Khmer Thavrak activists on Friday questioned their incitement convictions for attending protests in August 2020, saying not all were present over the four days in question — and one had not joined at all.
A two-hour hearing at the Appeal Court heard an appeal by seven activists from two activist groups — Khmer Thavrak and the Khmer Student Intelligent League Association — and two from the dissolved CNRP. The seven social activists were sentenced late last year to 20 months in jail suspended to 14 months, and released under court supervision. They were convicted of protesting the jailing of unionist Rong Chhun over a provocative report claiming Cambodia was ceding land to Vietnam.

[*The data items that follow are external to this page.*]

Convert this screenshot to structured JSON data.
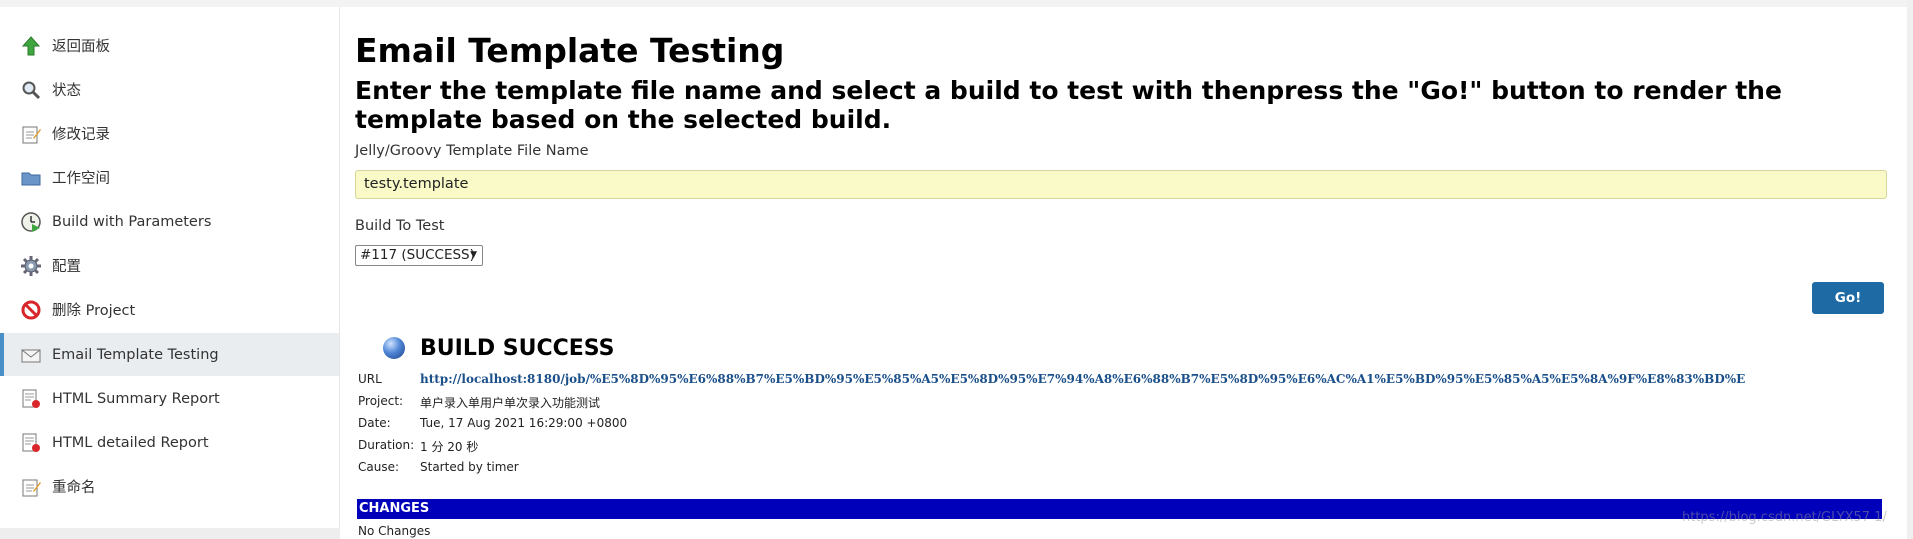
{
  "sidebar": {
    "items": [
      {
        "label": "返回面板",
        "icon": "up-arrow-icon"
      },
      {
        "label": "状态",
        "icon": "search-icon"
      },
      {
        "label": "修改记录",
        "icon": "notepad-icon"
      },
      {
        "label": "工作空间",
        "icon": "folder-icon"
      },
      {
        "label": "Build with Parameters",
        "icon": "clock-play-icon"
      },
      {
        "label": "配置",
        "icon": "gear-icon"
      },
      {
        "label": "删除 Project",
        "icon": "no-entry-icon"
      },
      {
        "label": "Email Template Testing",
        "icon": "envelope-icon"
      },
      {
        "label": "HTML Summary Report",
        "icon": "report-icon"
      },
      {
        "label": "HTML detailed Report",
        "icon": "report-icon"
      },
      {
        "label": "重命名",
        "icon": "notepad-icon"
      }
    ]
  },
  "main": {
    "title": "Email Template Testing",
    "subtitle": "Enter the template file name and select a build to test with thenpress the \"Go!\" button to render the template based on the selected build.",
    "template_label": "Jelly/Groovy Template File Name",
    "template_value": "testy.template",
    "build_label": "Build To Test",
    "build_selected": "#117 (SUCCESS)",
    "go_label": "Go!"
  },
  "result": {
    "status_title": "BUILD SUCCESS",
    "rows": [
      {
        "key": "URL",
        "value": "http://localhost:8180/job/%E5%8D%95%E6%88%B7%E5%BD%95%E5%85%A5%E5%8D%95%E7%94%A8%E6%88%B7%E5%8D%95%E6%AC%A1%E5%BD%95%E5%85%A5%E5%8A%9F%E8%83%BD%E"
      },
      {
        "key": "Project:",
        "value": "单户录入单用户单次录入功能测试"
      },
      {
        "key": "Date:",
        "value": "Tue, 17 Aug 2021 16:29:00 +0800"
      },
      {
        "key": "Duration:",
        "value": "1 分 20 秒"
      },
      {
        "key": "Cause:",
        "value": "Started by timer"
      }
    ],
    "changes_header": "CHANGES",
    "changes_text": "No Changes"
  },
  "watermark": "https://blog.csdn.net/GLYX57 1/",
  "colors": {
    "accent": "#1e6aa5",
    "changes_bar": "#0000bb",
    "input_bg": "#fafac8",
    "active_item_bg": "#e9edf0"
  }
}
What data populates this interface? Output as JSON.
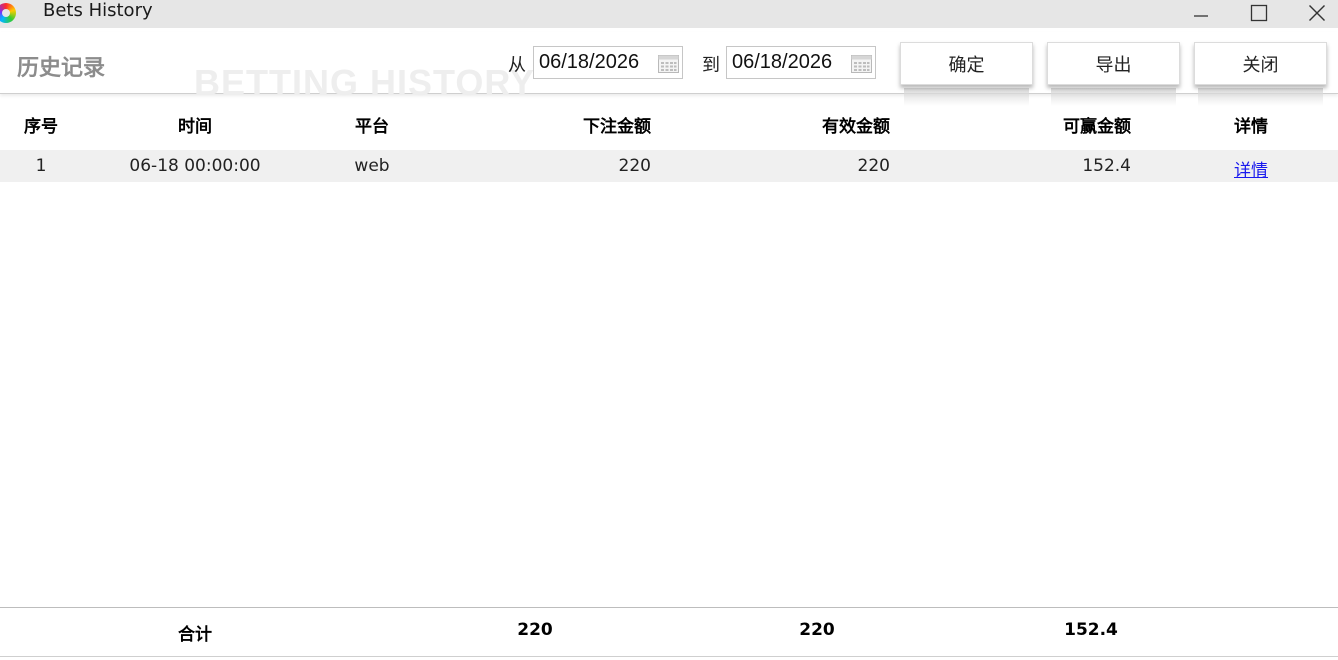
{
  "window": {
    "title": "Bets History",
    "controls": [
      "minimize-icon",
      "maximize-icon",
      "close-icon"
    ]
  },
  "header": {
    "title": "历史记录",
    "watermark": "BETTING HISTORY",
    "from_label": "从",
    "to_label": "到",
    "from_date": "06/18/2026",
    "to_date": "06/18/2026",
    "buttons": {
      "confirm": "确定",
      "export": "导出",
      "close": "关闭"
    }
  },
  "table": {
    "columns": [
      "序号",
      "时间",
      "平台",
      "下注金额",
      "有效金额",
      "可赢金额",
      "详情"
    ],
    "rows": [
      {
        "index": "1",
        "time": "06-18 00:00:00",
        "platform": "web",
        "bet_amount": "220",
        "valid_amount": "220",
        "win_amount": "152.4",
        "detail": "详情"
      }
    ]
  },
  "totals": {
    "label": "合计",
    "bet_amount": "220",
    "valid_amount": "220",
    "win_amount": "152.4"
  },
  "colors": {
    "titlebar_bg": "#e6e6e6",
    "row_bg": "#f0f0f0",
    "link": "#1a1aee",
    "header_title": "#8c8c8c"
  }
}
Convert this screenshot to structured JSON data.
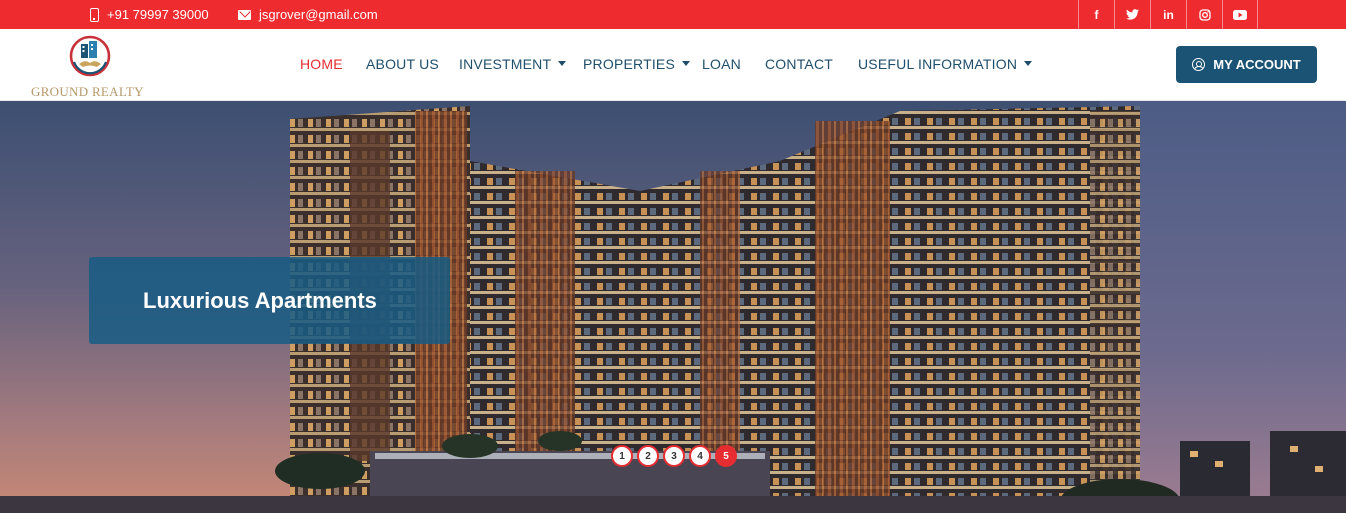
{
  "topbar": {
    "phone": "+91 79997 39000",
    "email": "jsgrover@gmail.com",
    "social": [
      {
        "icon": "facebook-icon",
        "glyph": "f"
      },
      {
        "icon": "twitter-icon",
        "glyph": "𝕥"
      },
      {
        "icon": "linkedin-icon",
        "glyph": "in"
      },
      {
        "icon": "instagram-icon",
        "glyph": "◎"
      },
      {
        "icon": "youtube-icon",
        "glyph": "▶"
      }
    ]
  },
  "header": {
    "logo_text": "GROUND REALTY",
    "nav": [
      {
        "label": "HOME",
        "active": true,
        "dropdown": false
      },
      {
        "label": "ABOUT US",
        "active": false,
        "dropdown": false
      },
      {
        "label": "INVESTMENT",
        "active": false,
        "dropdown": true
      },
      {
        "label": "PROPERTIES",
        "active": false,
        "dropdown": true
      },
      {
        "label": "LOAN",
        "active": false,
        "dropdown": false
      },
      {
        "label": "CONTACT",
        "active": false,
        "dropdown": false
      },
      {
        "label": "USEFUL INFORMATION",
        "active": false,
        "dropdown": true
      }
    ],
    "account_label": "MY ACCOUNT"
  },
  "hero": {
    "caption": "Luxurious Apartments",
    "slides": [
      "1",
      "2",
      "3",
      "4",
      "5"
    ],
    "active_slide": 5
  },
  "colors": {
    "topbar": "#ee2b2f",
    "nav_text": "#1f4e6b",
    "nav_active": "#e62d31",
    "account_button": "#1b5374",
    "caption_box": "#185c84"
  }
}
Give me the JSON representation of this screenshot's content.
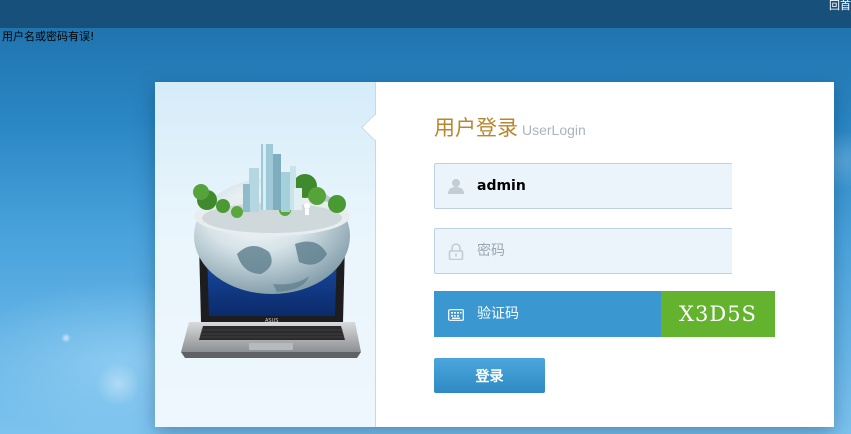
{
  "header": {
    "top_link": "回首"
  },
  "message": {
    "error": "用户名或密码有误!"
  },
  "login": {
    "title_cn": "用户登录",
    "title_en": "UserLogin",
    "username": {
      "value": "admin",
      "icon": "user-icon"
    },
    "password": {
      "placeholder": "密码",
      "value": "",
      "icon": "lock-icon"
    },
    "captcha": {
      "placeholder": "验证码",
      "value": "",
      "icon": "keyboard-icon",
      "code": "X3D5S"
    },
    "submit_label": "登录",
    "laptop_brand": "ASUS"
  },
  "colors": {
    "topbar": "#17507a",
    "title": "#b8862f",
    "captcha_field": "#3a97cf",
    "captcha_code_bg": "#64b32e",
    "button": "#3a97cf"
  }
}
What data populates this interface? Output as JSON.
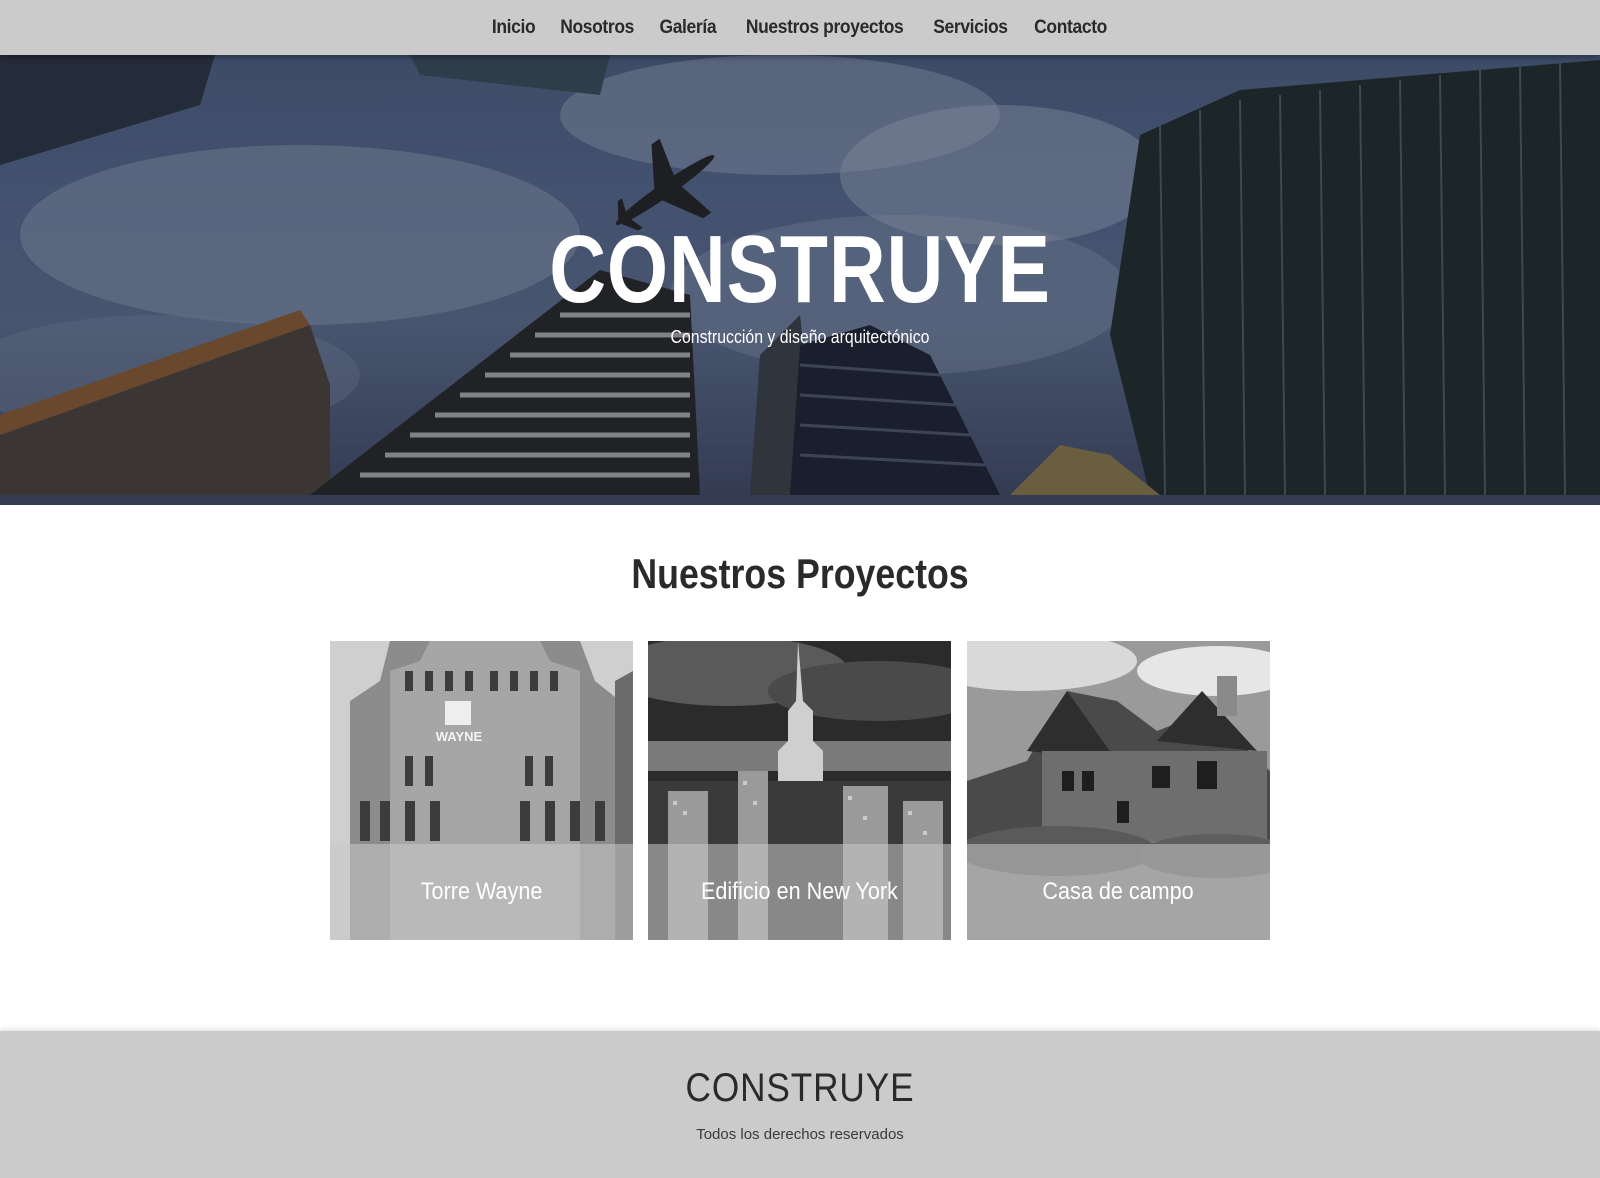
{
  "nav": {
    "items": [
      {
        "label": "Inicio"
      },
      {
        "label": "Nosotros"
      },
      {
        "label": "Galería"
      },
      {
        "label": "Nuestros proyectos"
      },
      {
        "label": "Servicios"
      },
      {
        "label": "Contacto"
      }
    ]
  },
  "hero": {
    "title": "CONSTRUYE",
    "subtitle": "Construcción y diseño arquitectónico"
  },
  "projects": {
    "title": "Nuestros Proyectos",
    "cards": [
      {
        "caption": "Torre Wayne",
        "sign": "WAYNE"
      },
      {
        "caption": "Edificio en New York"
      },
      {
        "caption": "Casa de campo"
      }
    ]
  },
  "footer": {
    "brand": "CONSTRUYE",
    "rights": "Todos los derechos reservados"
  }
}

Presiding judge Noun Ratana on Friday asked each defendant one-by-one why they did not agree with the lower court’s decision over the incidents of August 1-4.
Chhoeun Daravy and Hun Vannak said the protests were within their democratic rights. “I just wanted to share my ideas,” Vannak said.
Others questioned why all the activists were being tried equally for the four days of protests when they had not participated in the same way.
Mean Prommony said he had only attended the first day of the protests, while Koet Saray said he had not attended any of the rallies at all as he was in Battambang at the time. Saray had posted a Facebook video supporting Rong Chhun, and was later arrested after coming to Phnom Penh.
Defense lawyer Sam Chamroeun asked the judges to review all the evidence again as the charge did not fit the actions of his seven clients — they had not joined the same actions on the same dates as charged.
“This is very unjust. There is such a wide distance — like the rays of the sun — between the evidence and their actions under this charge. They don’t match.”
The prosecution asked for the convictions to be upheld. The next hearing has been scheduled for August 22.
After the hearing, defendant Tha Lavy said outside court that he couldn’t accept the lower court’s verdict, but noted that the experience in the Appeal Court had been much better than in the municipal court.
“The way they asked questions was very respectful, without any pressure. I trusted them, which is different from the Phnom Penh Municipal Court.”